Press releases may be edited for formatting or style | September 19, 2023 Artificial Intelligence Emergency Medicine Patient Monitors
MANHASSET, N.Y.--(BUSINESS WIRE)--Hospitalized adult patients whose medical conditions worsen after being admitted, requiring escalation of care, such as transfer to the intensive care unit (ICU) or intervention of a rapid response team, may benefit from monitoring by artificial intelligence (AI). Scientists at The Feinstein Institutes for Medical Research were recently awarded $3.1 million from the National Institutes of Health (NIH) to fund a new study that would harness AI and machine learning (ML) to help doctors and nurses monitor patients in busy medical and surgical wards to identify and prevent deterioration and ultimately improve patient outcomes.

The study team is led by Theodoros Zanos, PhD, associate professor at the Feinstein’s Institute of Health System Science and Institute of Bioelectronic Medicine, and includes Karina Davidson PhD, Michael Oppenheim MD, Alex Makhnevich MD, Beth Friedman RN, and others at the Feinstein Institutes and Northwell Health, New York’s largest health system. The group will develop and implement ML models with the goal of improving the monitoring of patients once they are admitted in order to identify who might undergo a rapid decline to address it sooner.

“Some patients who are admitted for one condition are not explicitly showing symptoms of other concerns, which can lead to their health deteriorating and even dying,” said Dr. Zanos. “This research will leverage vast patient data, new continuous monitoring technologies and AI to identify those often-unidentified risks and subtle early worrisome trends and enable life-saving interventions.”
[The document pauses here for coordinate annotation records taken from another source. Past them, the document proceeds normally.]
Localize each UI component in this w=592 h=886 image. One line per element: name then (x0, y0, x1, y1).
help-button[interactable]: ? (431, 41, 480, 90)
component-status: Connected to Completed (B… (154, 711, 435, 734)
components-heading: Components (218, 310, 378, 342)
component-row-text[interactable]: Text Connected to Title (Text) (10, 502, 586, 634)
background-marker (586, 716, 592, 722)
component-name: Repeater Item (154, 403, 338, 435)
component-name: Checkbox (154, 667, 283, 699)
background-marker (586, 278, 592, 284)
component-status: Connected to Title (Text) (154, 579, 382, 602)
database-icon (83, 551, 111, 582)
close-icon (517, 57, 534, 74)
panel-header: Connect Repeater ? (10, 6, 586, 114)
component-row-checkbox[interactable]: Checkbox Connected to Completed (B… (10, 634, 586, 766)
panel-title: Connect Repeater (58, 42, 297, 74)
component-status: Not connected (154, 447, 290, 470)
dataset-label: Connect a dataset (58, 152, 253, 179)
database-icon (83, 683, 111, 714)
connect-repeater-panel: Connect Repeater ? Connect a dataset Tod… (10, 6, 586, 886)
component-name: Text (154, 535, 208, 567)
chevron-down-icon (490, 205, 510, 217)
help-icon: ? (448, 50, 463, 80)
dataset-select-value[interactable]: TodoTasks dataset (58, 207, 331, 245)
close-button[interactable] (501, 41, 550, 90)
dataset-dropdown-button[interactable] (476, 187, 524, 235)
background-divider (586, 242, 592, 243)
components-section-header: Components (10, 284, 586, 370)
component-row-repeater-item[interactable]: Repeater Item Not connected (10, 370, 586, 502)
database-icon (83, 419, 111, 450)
Dr. Zanos and his team will turn to Northwell’s large, diverse clinical dataset using electronic health records (EHRs) from more than 2.4 million hospitalizations to generate ML predictive models. The clinical support tools will help clinicians and nurses identify in advance patients at risk of deterioration and clinical reasons to enable timely interventions. These tools also will identify those patients who are more stable. The study will collect and leverage patient data using a continuous monitoring (CM) device, the VitalConnect VitalPatch, that will be placed on patients upon admission to the hospital, to develop more accurate prediction models.

“Merging data and technology, researchers and clinicians can work together to develop new tools to improve patient outcomes,” said Kevin J. Tracey, MD, president and CEO of the Feinstein Institutes and Karches Family Distinguished Chair in Medical Research. “Dr. Zanos’ study will harness the use of artificial intelligence to better inform and deliver care.”